Gender Bias and Treatment Inertia

In addition to the fundamental research being undertaken to delineate the correct means and targets for the management of hypertension in males and females, we must also address many factors and biases inherent in everyday clinical practice that preclude optimum therapy and outcomes.

There are numerous studies demonstrating a clear disparity in the prescription of anti-hypertensive therapies between males and females. In the EPIC Norfolk cohort, women were less likely to receive anti-hypertensive therapy than men despite demonstrating comparable blood pressure [48]. A recent meta-analysis assessed gender differences in cardiovascular medication prescription in primary care, including a total of 43 studies and 2,264,600 participants. Of these 28% were women and their ages ranged between 51 and 76 years [49]. The pooled prevalence of anti-hypertensive medication use was 68% in women and 69% in men. Although no significant differences were observed between genders, women were 15% less likely to be prescribed ACE inhibitors and almost 30% more likely to be prescribed diuretics. Similarly, in the Multi-Ethnic Study of Atherosclerosis study of adults aged 45–84 years, after 65 years of age hypertension control rates were lower in females and this treatment-gap widened with increasing age [50]. Consequently, gender biases in relation to the mode and intensity of treatment exist, are potentially enhanced with age and must be addressed in the management of female patients with hypertension.

Conclusions

Sex differences in blood pressure have been apparent since the 1940s [51], yet our understanding of the mechanisms or clinical relevance of these differences is only now emerging. These recent data demonstrate that the prevalence of hypertension differs between males and females. The trajectory of blood pressure between the sexes is not uniform and may underlie disparate disease processes. The consequences of elevated blood pressure between males and female again appears sex-specific, and there is emerging evidence that hypertension is a more potent cardiovascular risk factor in females.

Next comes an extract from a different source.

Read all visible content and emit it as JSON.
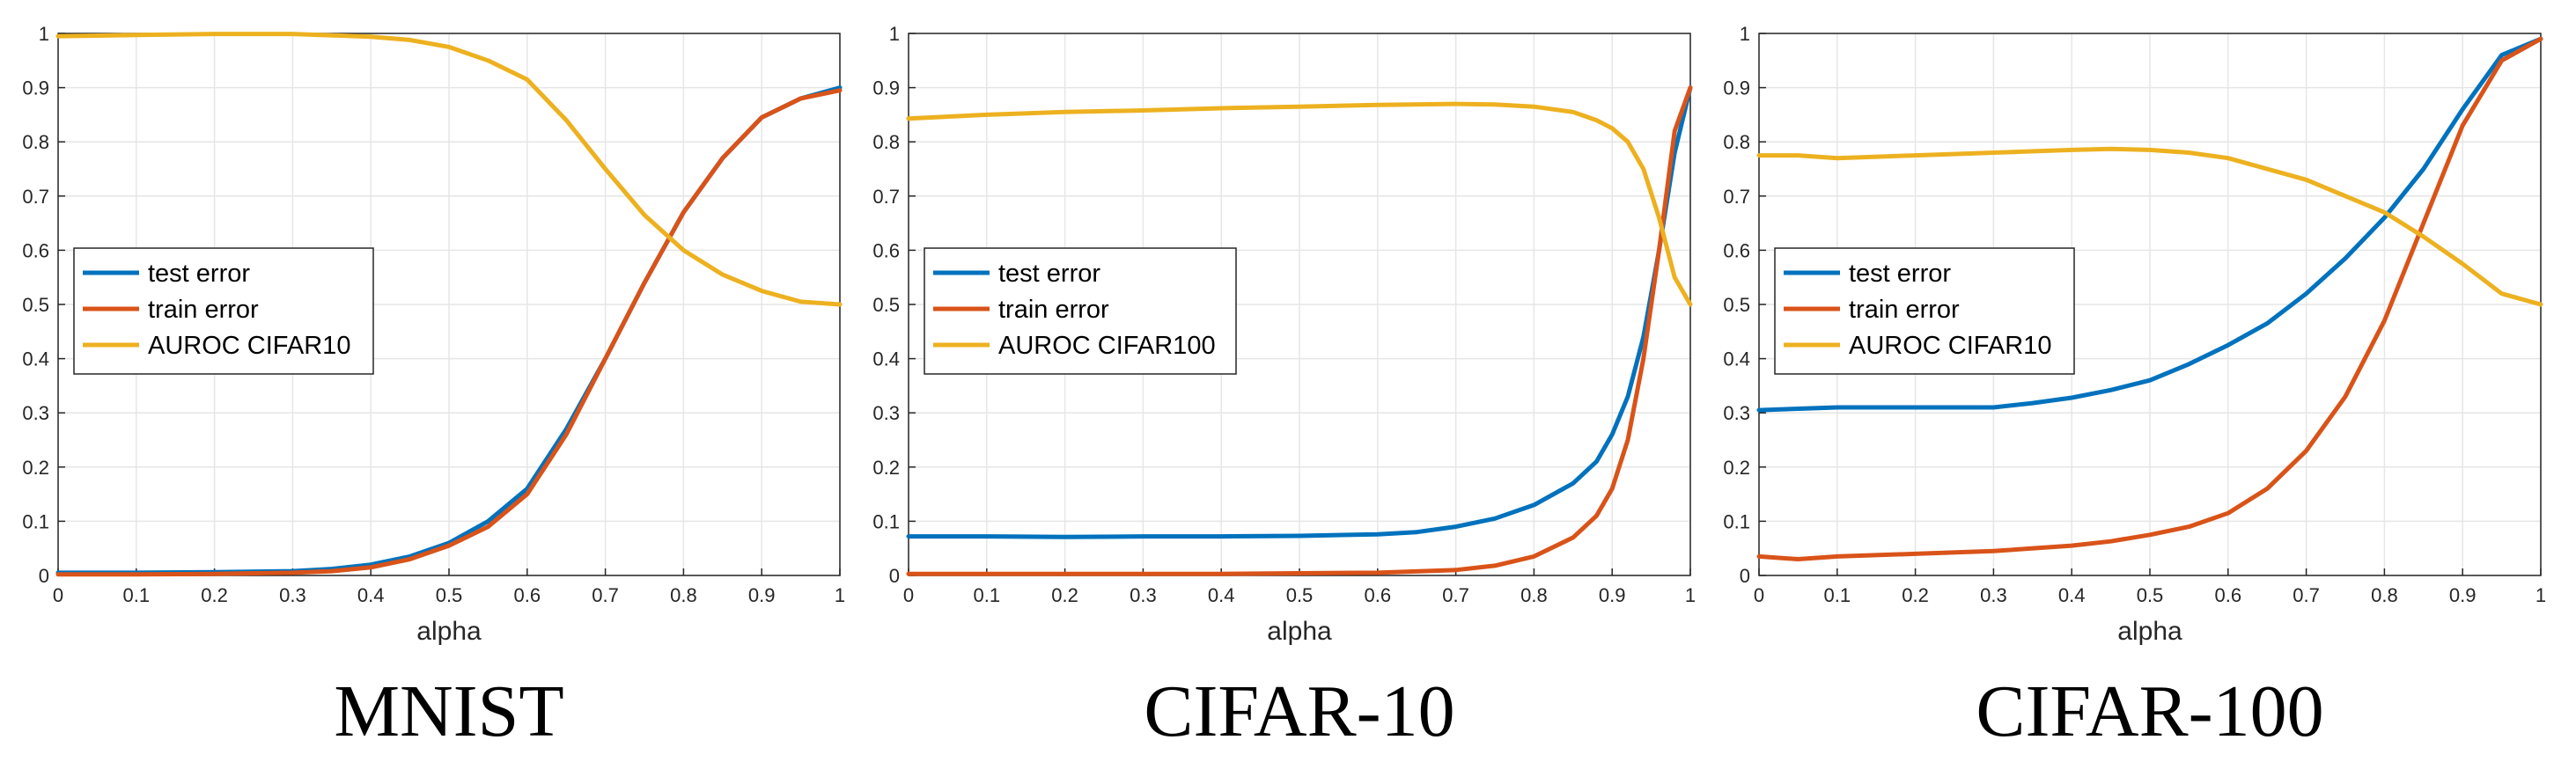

Despite these clear disparities, we lack sex-specific guidance for the management of our patients, which has the potential to increase health inequalities. These will continue to rise without a concerted effort to engage and raise awareness of hypertension with the general public. We must do more to facilitate the equitable inclusion of female participants in clinical studies to strengthen our evidence base. Lastly, we must address our own biases and swiftly address why so many of our female patients are subject to treatment inertia.